The United States, Australia, and the United Kingdom have concluded successful tests of autonomous and networked systems during a three-week maritime exercise named Autonomous Warrior 24 in Australia. This event was part of the Maritime Big Play initiative and aimed at enhancing AUKUS Pillar II capabilities. The collaboration seeks to improve maritime awareness through networked autonomy, decision advantage, and enhanced strike capabilities.
The Maritime Big Play consists of integrated trilateral experiments designed to enhance capability development, improve interoperability, and increase the sophistication of autonomous systems in maritime operations. Australia led this year's Autonomous Warrior event. Other related events included Robotic Experimentation and Prototyping Augmented by Maritime Unmanned Systems (REPMUS) and Technology Readiness Experimentation (T-REX).
These exercises allowed AUKUS partners to test their ability to operate uncrewed maritime systems jointly, share data among the three nations, and provide real-time domain awareness for decision-making support.
"Autonomous Warrior/Maritime Big Play creates a unique opportunity for our three countries to work together, which will ultimately improve operational efficiency and allow us to work more cohesively against common threats," said Heidi Shyu, Under Secretary of Defense for Research and Engineering. "This collaborative approach enables us to reduce acquisition, maintenance, and training cost by creating economies of scale."

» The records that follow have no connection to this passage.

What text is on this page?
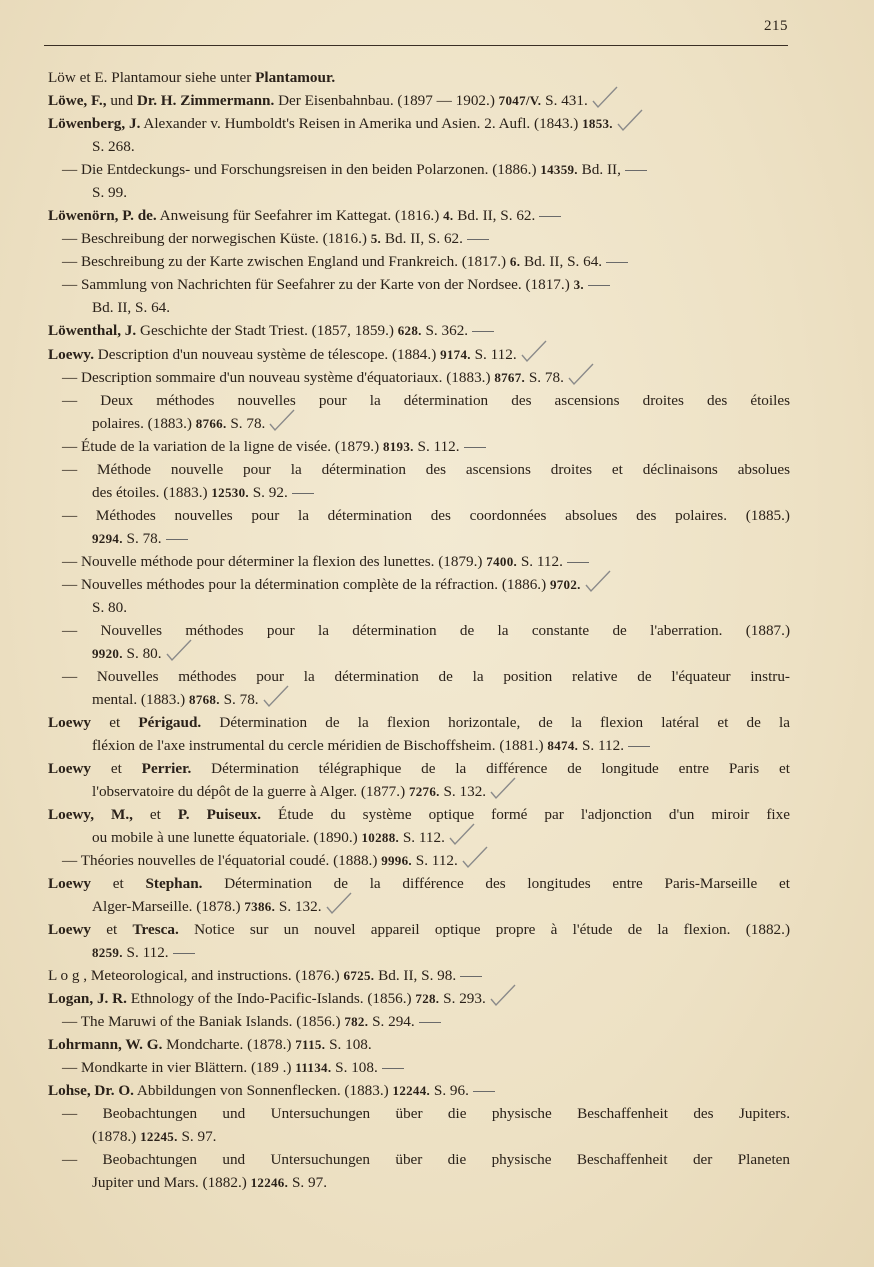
215
Löw et E. Plantamour siehe unter Plantamour.
Löwe, F., und Dr. H. Zimmermann. Der Eisenbahnbau. (1897 — 1902.) 7047/V. S. 431.
Löwenberg, J. Alexander v. Humboldt's Reisen in Amerika und Asien. 2. Aufl. (1843.) 1853.
S. 268.
— Die Entdeckungs- und Forschungsreisen in den beiden Polarzonen. (1886.) 14359. Bd. II,
S. 99.
Löwenörn, P. de. Anweisung für Seefahrer im Kattegat. (1816.) 4. Bd. II, S. 62.
— Beschreibung der norwegischen Küste. (1816.) 5. Bd. II, S. 62.
— Beschreibung zu der Karte zwischen England und Frankreich. (1817.) 6. Bd. II, S. 64.
— Sammlung von Nachrichten für Seefahrer zu der Karte von der Nordsee. (1817.) 3.
Bd. II, S. 64.
Löwenthal, J. Geschichte der Stadt Triest. (1857, 1859.) 628. S. 362.
Loewy. Description d'un nouveau système de télescope. (1884.) 9174. S. 112.
— Description sommaire d'un nouveau système d'équatoriaux. (1883.) 8767. S. 78.
— Deux méthodes nouvelles pour la détermination des ascensions droites des étoiles
polaires. (1883.) 8766. S. 78.
— Étude de la variation de la ligne de visée. (1879.) 8193. S. 112.
— Méthode nouvelle pour la détermination des ascensions droites et déclinaisons absolues
des étoiles. (1883.) 12530. S. 92.
— Méthodes nouvelles pour la détermination des coordonnées absolues des polaires. (1885.)
9294. S. 78.
— Nouvelle méthode pour déterminer la flexion des lunettes. (1879.) 7400. S. 112.
— Nouvelles méthodes pour la détermination complète de la réfraction. (1886.) 9702.
S. 80.
— Nouvelles méthodes pour la détermination de la constante de l'aberration. (1887.)
9920. S. 80.
— Nouvelles méthodes pour la détermination de la position relative de l'équateur instru-
mental. (1883.) 8768. S. 78.
Loewy et Périgaud. Détermination de la flexion horizontale, de la flexion latéral et de la
fléxion de l'axe instrumental du cercle méridien de Bischoffsheim. (1881.) 8474. S. 112.
Loewy et Perrier. Détermination télégraphique de la différence de longitude entre Paris et
l'observatoire du dépôt de la guerre à Alger. (1877.) 7276. S. 132.
Loewy, M., et P. Puiseux. Étude du système optique formé par l'adjonction d'un miroir fixe
ou mobile à une lunette équatoriale. (1890.) 10288. S. 112.
— Théories nouvelles de l'équatorial coudé. (1888.) 9996. S. 112.
Loewy et Stephan. Détermination de la différence des longitudes entre Paris-Marseille et
Alger-Marseille. (1878.) 7386. S. 132.
Loewy et Tresca. Notice sur un nouvel appareil optique propre à l'étude de la flexion. (1882.)
8259. S. 112.
L o g , Meteorological, and instructions. (1876.) 6725. Bd. II, S. 98.
Logan, J. R. Ethnology of the Indo-Pacific-Islands. (1856.) 728. S. 293.
— The Maruwi of the Baniak Islands. (1856.) 782. S. 294.
Lohrmann, W. G. Mondcharte. (1878.) 7115. S. 108.
— Mondkarte in vier Blättern. (189 .) 11134. S. 108.
Lohse, Dr. O. Abbildungen von Sonnenflecken. (1883.) 12244. S. 96.
— Beobachtungen und Untersuchungen über die physische Beschaffenheit des Jupiters.
(1878.) 12245. S. 97.
— Beobachtungen und Untersuchungen über die physische Beschaffenheit der Planeten
Jupiter und Mars. (1882.) 12246. S. 97.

Technologies tested included software-defined acoustic modems, multi-model autonomous underwater vessels, low-cost unmanned surface vehicles, high-altitude balloons for resilient communications in denied environments from the stratosphere. A software-defined network architecture called Multi-Domain Uncrewed Secure Integrated Communications (MUSIC) was also evaluated for its ability to facilitate seamless communication across various unmanned systems.
The Common Control System (CCS), built on an open architecture that allows hardware and software compatibility across different systems, was featured as well. This supports future efforts towards an AUKUS-wide Common Control System.
"AUKUS partners have long histories of working together on defense and security issues," said Shyu. "By investing in novel capabilities aligned with AUKUS mission priorities...we support a more stable region — one where all nations are empowered to make their own sovereign decisions free from coercion."